To get it moving, you only need to consider the static friction.

Answer 2

Friction force = weight × coefficient.

Answer 3

ma = fpull - ff?

Answer 4

ffriction*

Answer 5

Yes.

Answer 6

if that is the case how do I find acceleration? Or how do I solve the problem with an unknown acceleration

Answer 7

What is the force of the pull?

Answer 8

I don't know. Does force pull have a specific equation?

Answer 9

Hmm, I think I'm getting what your actual problem is.

You have the mass of an object and you want to know how fast it'll accelerate after overcoming the static friction?

Answer 10

yes :)

Answer 11

Ah. Got it! It's a two-part question then.
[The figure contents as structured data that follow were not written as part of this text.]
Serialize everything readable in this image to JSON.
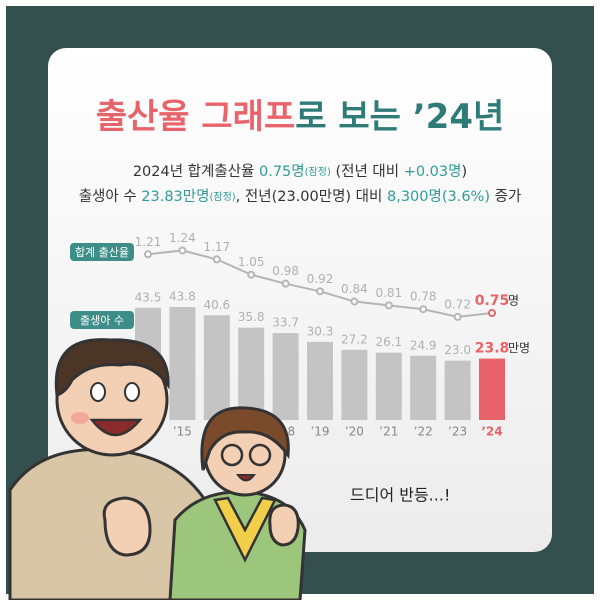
{
  "title": [
    {
      "text": "출산율 ",
      "color": "#e8646a"
    },
    {
      "text": "그래프",
      "color": "#e8646a"
    },
    {
      "text": "로 보는 ’24년",
      "color": "#2f7b78"
    }
  ],
  "subtitle": [
    [
      {
        "text": "2024년 합계출산율 ",
        "color": "#333333"
      },
      {
        "text": "0.75명",
        "color": "#2f9c98"
      },
      {
        "text": "(잠정)",
        "color": "#2f9c98"
      },
      {
        "text": " (전년 대비 ",
        "color": "#333333"
      },
      {
        "text": "+0.03명",
        "color": "#2f9c98"
      },
      {
        "text": ")",
        "color": "#333333"
      }
    ],
    [
      {
        "text": "출생아 수 ",
        "color": "#333333"
      },
      {
        "text": "23.83만명",
        "color": "#2f9c98"
      },
      {
        "text": "(잠정)",
        "color": "#2f9c98"
      },
      {
        "text": ", 전년(23.00만명) 대비 ",
        "color": "#333333"
      },
      {
        "text": "8,300명(3.6%)",
        "color": "#2f9c98"
      },
      {
        "text": " 증가",
        "color": "#333333"
      }
    ]
  ],
  "caption": "드디어 반등...!",
  "chart_data": [
    {
      "type": "line",
      "series": [
        {
          "name": "합계 출산율",
          "color": "#b5b5b5",
          "highlight_color": "#e8646a",
          "unit": "명",
          "values": [
            1.21,
            1.24,
            1.17,
            1.05,
            0.98,
            0.92,
            0.84,
            0.81,
            0.78,
            0.72,
            0.75
          ]
        }
      ],
      "ylim": [
        0.5,
        1.4
      ]
    },
    {
      "type": "bar",
      "categories": [
        null,
        "’15",
        null,
        null,
        "’18",
        "’19",
        "’20",
        "’21",
        "’22",
        "’23",
        "’24"
      ],
      "series": [
        {
          "name": "출생아 수",
          "color": "#c4c4c4",
          "highlight_color": "#e8646a",
          "unit": "만명",
          "values": [
            43.5,
            43.8,
            40.6,
            35.8,
            33.7,
            30.3,
            27.2,
            26.1,
            24.9,
            23.0,
            23.8
          ],
          "value_labels": [
            "43.5",
            "43.8",
            "40.6",
            "35.8",
            "33.7",
            "30.3",
            "27.2",
            "26.1",
            "24.9",
            "23.0",
            "23.8"
          ]
        }
      ],
      "ylim": [
        0,
        50
      ]
    }
  ]
}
Finding the pull force = static friction force is first, then you use that in ma=pull - kinetic friction to find the acceleration.

Answer 12

Use the two friction coefficients to find max static friction and max kinetic friction.
The max static friction is equal to the pull force, then subtract the max kinetic friction from the pull force to find ma.

\(\large F_{pull}=F_{static}=mg\mu_s\)

\(\large F_{kinetic}=mg\mu_k\)

\(\large ma = F_{pull} - F_{kinetic}=mg(\mu_s - \mu_k).\)

Answer 13

oops i did something wrong, hold on a second

Answer 14

so the answer is 45.08 N?

Answer 15

That's the answer to something. What's the question?

Answer 16

what is the force required to get the box moving

Answer 17

No, the force required to get the box moving is only the static friction to overcome.

Once the box has started moving, less force is required since kinetic friction is less than static friction.

Answer 18

If you want to know what the final net force will be, then yes, it is about 45.1N. You can divide that by the mass to get acceleration.